Franique da Silva, coordenador da Carta 21, plataforma que junta mais de 60 associações de alunos, e António da Costa, porta-voz de quatro sindicatos dos professores, disseram que caberá ao Governo determinar se existem ou não as condições mínimas para a retoma das aulas.

Na análise feita pelas duas estruturas, “muitas escolas” da Guiné-Bissau não oferecem “as mínimas condições exigidas” pelo Ministério da Saúde Pública, designadamente o distanciamento físico e equipamentos para a lavagem das mãos.

Franique da Silva disse à Lusa que as reticências da Carta 21 se baseiam num inquérito levado a cabo em diferentes escolas do país e ainda numa reunião de três dias, realizada recentemente em Bissau, na presença de 52 presidentes de associações de escolas da capital guineense.

O líder juvenil afirmou que a Carta 21 “não tem outra saída”, neste momento, e vai apelar aos alunos para que compareçam nas escolas a partir de segunda-feira, mas avisou que o Governo “será responsabilizado” por qualquer situação de contaminação escolar.

Vamos apelar aos alunos que compareçam nas salas de aulas, mas que levem as máscaras”, declarou Franique da Silva.

O porta-voz de quatro sindicatos de professores (Sinaprof, Sindeprof, Frenaprof e Ciese), António da Costa, disse que os docentes estão prontos para retomar as aulas, desde que o Governo cumpra as condições que estes exigem.

O responsável sindical escusou-se a revelar quais são essas exigências, mas admitiu que “várias escolas nem têm as mínimas condições” para a retoma das aulas, nomeadamente aquelas construídas com colme.

O líder da plataforma Carta 21 disse que quer dar o benefício de dúvida ao Governo, já que, afirmou, vários diretores de escolas têm assumido publicamente que existem condições para a retoma das aulas, mas entende que o melhor seria aguardar até setembro.

Franique da Silva apontou para o início da época das chuvas (entre maio e outubro) e ainda a situação provocada pela pandemia do novo coronavírus como fatores que irão impedir que as aulas decorram normalmente.

Até ouvimos falar na possibilidade de alguns alunos assistirem às aulas dentro de salas de aulas e outros fora, através de projetores de imagens.

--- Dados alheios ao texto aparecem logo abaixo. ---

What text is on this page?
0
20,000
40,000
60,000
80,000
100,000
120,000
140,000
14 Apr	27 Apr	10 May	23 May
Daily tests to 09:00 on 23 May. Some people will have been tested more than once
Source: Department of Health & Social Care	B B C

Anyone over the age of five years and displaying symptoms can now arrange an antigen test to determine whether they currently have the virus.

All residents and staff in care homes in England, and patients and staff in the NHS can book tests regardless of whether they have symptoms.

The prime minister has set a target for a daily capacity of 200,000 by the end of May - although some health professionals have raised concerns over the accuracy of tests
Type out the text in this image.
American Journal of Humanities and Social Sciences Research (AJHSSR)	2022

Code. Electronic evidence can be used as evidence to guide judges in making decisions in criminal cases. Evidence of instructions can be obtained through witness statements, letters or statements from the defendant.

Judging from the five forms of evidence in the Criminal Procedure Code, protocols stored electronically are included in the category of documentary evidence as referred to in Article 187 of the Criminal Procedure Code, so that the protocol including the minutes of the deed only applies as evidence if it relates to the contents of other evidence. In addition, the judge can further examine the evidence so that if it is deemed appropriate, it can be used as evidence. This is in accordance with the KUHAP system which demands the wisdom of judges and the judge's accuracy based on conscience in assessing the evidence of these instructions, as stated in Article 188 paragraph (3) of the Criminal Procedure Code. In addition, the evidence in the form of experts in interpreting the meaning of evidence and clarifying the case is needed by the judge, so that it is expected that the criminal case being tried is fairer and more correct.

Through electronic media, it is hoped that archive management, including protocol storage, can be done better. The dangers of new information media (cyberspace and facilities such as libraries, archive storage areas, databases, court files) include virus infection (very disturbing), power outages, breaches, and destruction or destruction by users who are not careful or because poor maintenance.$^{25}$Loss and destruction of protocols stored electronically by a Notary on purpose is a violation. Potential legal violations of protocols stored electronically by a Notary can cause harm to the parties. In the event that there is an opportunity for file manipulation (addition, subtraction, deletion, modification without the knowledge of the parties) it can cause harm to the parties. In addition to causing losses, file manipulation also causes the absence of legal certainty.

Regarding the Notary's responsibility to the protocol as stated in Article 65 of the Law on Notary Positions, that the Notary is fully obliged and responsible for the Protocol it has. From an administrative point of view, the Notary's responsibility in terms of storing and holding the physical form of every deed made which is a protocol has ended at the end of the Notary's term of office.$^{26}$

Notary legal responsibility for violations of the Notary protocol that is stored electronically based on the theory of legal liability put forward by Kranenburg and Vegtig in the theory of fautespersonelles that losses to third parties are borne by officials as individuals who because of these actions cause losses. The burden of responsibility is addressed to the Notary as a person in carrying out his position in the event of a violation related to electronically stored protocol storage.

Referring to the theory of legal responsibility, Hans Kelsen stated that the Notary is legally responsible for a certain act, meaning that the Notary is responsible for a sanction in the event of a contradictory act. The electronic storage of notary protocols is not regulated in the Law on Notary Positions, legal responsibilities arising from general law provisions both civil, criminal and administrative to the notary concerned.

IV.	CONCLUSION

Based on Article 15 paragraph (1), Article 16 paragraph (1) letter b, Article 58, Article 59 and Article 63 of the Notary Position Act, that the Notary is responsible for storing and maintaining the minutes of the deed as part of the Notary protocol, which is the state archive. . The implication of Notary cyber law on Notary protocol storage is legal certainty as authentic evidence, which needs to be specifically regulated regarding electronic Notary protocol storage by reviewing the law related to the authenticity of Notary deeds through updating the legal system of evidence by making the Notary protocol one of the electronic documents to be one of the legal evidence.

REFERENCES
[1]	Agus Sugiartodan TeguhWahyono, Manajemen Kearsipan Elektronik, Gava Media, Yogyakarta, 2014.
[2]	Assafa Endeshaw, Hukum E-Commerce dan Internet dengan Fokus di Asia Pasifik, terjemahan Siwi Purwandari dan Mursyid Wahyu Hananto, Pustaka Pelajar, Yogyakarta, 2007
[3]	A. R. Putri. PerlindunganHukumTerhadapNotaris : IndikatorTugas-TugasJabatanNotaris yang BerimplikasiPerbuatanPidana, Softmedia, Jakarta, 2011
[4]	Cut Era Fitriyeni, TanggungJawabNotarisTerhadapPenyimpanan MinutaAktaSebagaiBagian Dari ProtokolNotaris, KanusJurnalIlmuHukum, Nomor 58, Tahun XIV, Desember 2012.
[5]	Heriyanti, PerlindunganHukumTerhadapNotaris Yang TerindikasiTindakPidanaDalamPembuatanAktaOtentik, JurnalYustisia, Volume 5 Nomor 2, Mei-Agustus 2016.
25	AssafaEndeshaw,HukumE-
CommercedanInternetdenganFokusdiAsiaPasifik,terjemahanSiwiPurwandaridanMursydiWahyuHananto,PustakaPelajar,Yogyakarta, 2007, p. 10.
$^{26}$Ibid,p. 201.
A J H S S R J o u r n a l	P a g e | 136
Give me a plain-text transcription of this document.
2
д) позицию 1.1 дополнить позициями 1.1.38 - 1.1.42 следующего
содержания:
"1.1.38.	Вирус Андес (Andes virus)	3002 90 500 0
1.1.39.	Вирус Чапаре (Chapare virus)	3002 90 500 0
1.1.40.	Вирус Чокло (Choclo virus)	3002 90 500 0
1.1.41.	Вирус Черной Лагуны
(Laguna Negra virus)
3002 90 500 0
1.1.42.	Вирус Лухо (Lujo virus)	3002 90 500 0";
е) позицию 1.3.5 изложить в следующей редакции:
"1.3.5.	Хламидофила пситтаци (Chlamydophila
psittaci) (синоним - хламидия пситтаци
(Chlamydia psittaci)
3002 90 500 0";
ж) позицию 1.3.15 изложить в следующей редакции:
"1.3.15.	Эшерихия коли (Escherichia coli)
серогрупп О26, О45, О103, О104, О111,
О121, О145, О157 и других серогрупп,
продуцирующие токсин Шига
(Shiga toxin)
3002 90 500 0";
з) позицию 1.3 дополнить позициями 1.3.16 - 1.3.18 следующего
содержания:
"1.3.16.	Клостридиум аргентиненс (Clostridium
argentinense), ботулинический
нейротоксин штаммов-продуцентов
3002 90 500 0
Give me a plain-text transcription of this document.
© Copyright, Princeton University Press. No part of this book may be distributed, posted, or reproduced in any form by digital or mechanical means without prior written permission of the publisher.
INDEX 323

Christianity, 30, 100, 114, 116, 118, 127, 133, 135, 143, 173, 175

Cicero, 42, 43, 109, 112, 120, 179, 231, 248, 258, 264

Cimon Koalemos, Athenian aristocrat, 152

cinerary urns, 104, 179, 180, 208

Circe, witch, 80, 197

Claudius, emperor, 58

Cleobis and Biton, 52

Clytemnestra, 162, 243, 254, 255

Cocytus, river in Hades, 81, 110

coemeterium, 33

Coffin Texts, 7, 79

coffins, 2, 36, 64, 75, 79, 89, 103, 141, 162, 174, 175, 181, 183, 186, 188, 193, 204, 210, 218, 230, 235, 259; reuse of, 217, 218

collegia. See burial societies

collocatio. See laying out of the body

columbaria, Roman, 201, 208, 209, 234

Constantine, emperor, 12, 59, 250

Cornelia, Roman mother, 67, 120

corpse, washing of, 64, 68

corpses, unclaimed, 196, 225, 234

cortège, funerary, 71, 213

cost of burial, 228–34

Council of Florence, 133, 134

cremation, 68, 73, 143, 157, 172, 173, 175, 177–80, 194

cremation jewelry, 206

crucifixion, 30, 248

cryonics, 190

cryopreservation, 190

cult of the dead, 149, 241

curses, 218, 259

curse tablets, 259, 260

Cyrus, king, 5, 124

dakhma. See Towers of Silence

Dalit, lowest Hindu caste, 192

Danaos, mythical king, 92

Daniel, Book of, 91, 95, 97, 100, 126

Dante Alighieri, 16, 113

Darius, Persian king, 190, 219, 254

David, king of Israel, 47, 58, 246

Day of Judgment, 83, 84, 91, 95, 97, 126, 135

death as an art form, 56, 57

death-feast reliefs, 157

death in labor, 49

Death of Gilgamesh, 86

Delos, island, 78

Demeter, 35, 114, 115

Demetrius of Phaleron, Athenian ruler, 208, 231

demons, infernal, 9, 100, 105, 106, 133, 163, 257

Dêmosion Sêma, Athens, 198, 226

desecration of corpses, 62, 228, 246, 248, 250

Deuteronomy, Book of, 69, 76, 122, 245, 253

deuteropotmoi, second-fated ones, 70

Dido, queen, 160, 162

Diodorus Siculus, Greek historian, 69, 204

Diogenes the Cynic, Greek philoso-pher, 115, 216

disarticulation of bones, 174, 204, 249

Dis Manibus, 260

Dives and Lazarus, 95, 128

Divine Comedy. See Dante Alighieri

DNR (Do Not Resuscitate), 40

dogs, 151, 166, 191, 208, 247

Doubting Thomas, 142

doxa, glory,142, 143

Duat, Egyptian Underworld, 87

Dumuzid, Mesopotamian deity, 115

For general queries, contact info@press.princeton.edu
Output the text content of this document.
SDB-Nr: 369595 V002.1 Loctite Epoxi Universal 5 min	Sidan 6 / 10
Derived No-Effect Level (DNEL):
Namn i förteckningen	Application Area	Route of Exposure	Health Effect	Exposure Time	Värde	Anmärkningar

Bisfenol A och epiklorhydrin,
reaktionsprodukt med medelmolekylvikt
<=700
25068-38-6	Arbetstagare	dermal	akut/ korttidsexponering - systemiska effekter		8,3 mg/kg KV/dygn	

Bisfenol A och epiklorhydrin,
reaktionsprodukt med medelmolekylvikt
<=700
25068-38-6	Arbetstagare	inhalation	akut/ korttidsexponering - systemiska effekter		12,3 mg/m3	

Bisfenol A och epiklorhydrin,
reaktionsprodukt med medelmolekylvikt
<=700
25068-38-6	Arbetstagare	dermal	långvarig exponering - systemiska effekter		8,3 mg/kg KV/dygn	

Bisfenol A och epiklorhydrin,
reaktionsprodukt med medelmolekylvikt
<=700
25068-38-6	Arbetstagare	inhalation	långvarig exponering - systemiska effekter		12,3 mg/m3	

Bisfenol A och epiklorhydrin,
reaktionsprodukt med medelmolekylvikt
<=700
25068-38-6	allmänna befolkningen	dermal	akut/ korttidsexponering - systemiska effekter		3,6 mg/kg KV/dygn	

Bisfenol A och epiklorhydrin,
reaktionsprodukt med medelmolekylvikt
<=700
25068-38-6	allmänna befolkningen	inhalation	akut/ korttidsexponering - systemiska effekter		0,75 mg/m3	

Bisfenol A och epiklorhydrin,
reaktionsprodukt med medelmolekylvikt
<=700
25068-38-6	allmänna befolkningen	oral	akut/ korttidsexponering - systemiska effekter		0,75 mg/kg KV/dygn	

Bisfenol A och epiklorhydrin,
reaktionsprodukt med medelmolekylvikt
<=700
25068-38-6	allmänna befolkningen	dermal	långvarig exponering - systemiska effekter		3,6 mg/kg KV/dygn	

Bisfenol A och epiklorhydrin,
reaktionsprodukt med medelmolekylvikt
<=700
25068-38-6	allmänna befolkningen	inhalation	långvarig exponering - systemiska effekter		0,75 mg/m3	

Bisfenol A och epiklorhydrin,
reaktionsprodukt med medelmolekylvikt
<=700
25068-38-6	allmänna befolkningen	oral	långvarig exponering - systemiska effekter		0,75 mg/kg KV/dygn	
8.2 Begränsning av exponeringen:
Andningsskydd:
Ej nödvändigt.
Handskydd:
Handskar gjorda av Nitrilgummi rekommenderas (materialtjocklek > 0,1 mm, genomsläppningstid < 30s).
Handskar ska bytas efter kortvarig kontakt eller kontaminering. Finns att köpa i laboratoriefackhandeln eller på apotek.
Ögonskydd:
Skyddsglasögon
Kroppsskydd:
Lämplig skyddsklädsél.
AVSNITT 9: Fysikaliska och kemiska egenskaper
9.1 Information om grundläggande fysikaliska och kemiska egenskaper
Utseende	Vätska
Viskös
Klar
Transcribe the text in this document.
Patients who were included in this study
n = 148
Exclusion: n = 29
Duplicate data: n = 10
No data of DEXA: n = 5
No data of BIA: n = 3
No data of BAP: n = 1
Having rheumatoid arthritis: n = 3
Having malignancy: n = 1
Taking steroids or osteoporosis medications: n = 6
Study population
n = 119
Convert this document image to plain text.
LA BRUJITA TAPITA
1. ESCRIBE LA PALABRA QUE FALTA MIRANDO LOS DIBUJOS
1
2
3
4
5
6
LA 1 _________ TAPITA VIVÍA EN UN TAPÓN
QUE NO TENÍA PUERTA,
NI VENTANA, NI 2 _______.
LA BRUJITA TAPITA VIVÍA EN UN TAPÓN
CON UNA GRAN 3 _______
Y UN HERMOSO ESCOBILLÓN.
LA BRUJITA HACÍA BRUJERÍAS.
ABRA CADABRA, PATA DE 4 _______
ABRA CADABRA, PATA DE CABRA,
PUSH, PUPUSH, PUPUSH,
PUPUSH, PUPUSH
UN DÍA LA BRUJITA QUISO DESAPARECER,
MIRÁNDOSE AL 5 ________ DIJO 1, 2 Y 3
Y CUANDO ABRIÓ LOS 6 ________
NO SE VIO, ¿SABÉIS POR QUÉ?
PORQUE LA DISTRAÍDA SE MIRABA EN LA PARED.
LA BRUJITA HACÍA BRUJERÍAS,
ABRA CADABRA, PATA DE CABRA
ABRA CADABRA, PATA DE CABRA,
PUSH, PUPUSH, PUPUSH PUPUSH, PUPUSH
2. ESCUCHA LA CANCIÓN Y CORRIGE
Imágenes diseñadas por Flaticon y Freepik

Queremos ver como vai ser isso com as chuvas”, afirmou o líder da Carta 21.

Para Franique da Silva, o melhor seria retomar as aulas em setembro para serem concluídas em dezembro e o novo ano letivo seria aberto em janeiro do próximo ano.

O líder da Carta 21 lamenta que esta proposta não tenha tido uma resposta do Ministério da Educação.

As escolas na Guiné-Bissau foram encerradas em março no âmbito do combate à pandemia provocada pelo novo coronavírus, que causa a Covid-19.

A Guiné-Bissau registou até esta sexta-feira um total acumulado de infeções por Covid-19 de 1.842 pessoas, incluindo 26 vítimas mortais e 773 recuperados.

A maior parte dos casos foram registados no Setor Autónomo de Bissau.